Sam Walker, “Place to Place”

Our hands, however small, conduct courage. Look at the cupping, somewhat ferocious hands of Walker’s one large figure, a female swimmer (“Where Nobody Else Exists”): one hand’s up, surging for forward traction in the water; one’s down, getting ready to wheel itself back up through the froth of white bubbles created by the speeding swimmer. Our hands and arms are paddles of our body’s canoe. Look over to the tiny tightrope walker between cliffs in “Place to Place” — one arm’s thrown up, that hand, too, sculpting, challenging the air. Other hand waits its turn, its turn to balance and lead.

Persevere, practice, say these paintings: then comes strength and grace.

Look to Susi’s embroideries — on muslin, small in scale — between Walker’s painting and you see she’s given us a way to look straight down at land. It’s land-grant; she’s continental. There’s the fat twist of trees in “Limus Terra” and “Magis Terra.” Dark greens and sages and lichen greens abound; there is even preserved moss in some of the pieces, and glass beads in “Magis Terra” gleam like bluish fish eggs, an ethereal caviar among twisted threads and wool, a treasure glimmer of stream or lake.

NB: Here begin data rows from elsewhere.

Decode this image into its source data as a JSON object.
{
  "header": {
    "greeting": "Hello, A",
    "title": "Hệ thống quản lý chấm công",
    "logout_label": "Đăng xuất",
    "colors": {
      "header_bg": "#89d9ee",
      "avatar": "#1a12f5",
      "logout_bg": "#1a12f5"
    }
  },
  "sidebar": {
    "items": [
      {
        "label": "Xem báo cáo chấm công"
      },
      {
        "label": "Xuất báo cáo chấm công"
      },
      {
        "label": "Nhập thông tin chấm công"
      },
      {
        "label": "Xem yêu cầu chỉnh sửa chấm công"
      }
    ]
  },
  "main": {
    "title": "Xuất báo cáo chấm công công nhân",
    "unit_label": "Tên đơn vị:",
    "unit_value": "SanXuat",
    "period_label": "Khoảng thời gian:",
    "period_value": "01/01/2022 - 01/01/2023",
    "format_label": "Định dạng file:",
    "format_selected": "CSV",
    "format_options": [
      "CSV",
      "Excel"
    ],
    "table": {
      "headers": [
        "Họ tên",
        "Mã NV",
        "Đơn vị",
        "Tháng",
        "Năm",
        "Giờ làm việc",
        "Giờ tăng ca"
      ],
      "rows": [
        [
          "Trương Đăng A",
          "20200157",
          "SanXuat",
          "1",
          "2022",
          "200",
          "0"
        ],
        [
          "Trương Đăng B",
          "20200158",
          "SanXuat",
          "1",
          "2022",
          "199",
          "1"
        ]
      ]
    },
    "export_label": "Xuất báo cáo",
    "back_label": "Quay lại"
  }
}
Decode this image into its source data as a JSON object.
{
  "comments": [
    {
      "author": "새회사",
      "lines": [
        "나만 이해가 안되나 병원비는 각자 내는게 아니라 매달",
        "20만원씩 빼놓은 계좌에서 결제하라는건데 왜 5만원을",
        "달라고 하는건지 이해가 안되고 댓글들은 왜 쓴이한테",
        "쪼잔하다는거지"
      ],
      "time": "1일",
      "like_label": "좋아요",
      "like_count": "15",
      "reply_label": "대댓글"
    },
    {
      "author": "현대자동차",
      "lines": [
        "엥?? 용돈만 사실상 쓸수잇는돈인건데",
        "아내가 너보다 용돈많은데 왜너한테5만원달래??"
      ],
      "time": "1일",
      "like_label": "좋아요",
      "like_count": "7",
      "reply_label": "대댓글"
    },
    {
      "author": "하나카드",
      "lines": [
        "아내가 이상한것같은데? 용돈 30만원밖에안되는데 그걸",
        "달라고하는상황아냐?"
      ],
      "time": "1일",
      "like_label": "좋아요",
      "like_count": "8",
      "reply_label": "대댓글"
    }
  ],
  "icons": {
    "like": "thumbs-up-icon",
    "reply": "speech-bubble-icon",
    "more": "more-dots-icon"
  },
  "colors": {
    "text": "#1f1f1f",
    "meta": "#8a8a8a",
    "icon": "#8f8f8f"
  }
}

Danielle Susi, “Limus Terra”

In other, flatter, pieces (like “Pratum” and “Triticum” and “Anguis”), the flat-profile sheen of Danielle Susi’s embroidery thread predominates. Sometimes they create fluted edges almost like edges of shells, or like bird wing or fish fins. If “Anguis” is symbolic of landmass, it’s an island like a coiled snake, patterned with zigzag repeating shapes and lines like those in/on American Indian pottery pieces.

Walker the painter’s canvases hold men and women in indistinct knitted caps and swimming caps and hoodies and swimming suits; their attire distant and plainly colored. And Danielle Susi’s work on plain soft muslin also make you think of clothes. Wool and cotton and moss which spring from field and forest, surrounding us with privacy and protection, giving us reassurance, comfort and courage wherever we go. You are of the land, our clothes remind us; and the land’s with you.

Danielle Susi, “Anguis”

Danielle Susi & Sam Walker: SOIL SAND SURFACE, Bountiful/Davis Art Center, through Dec. 20.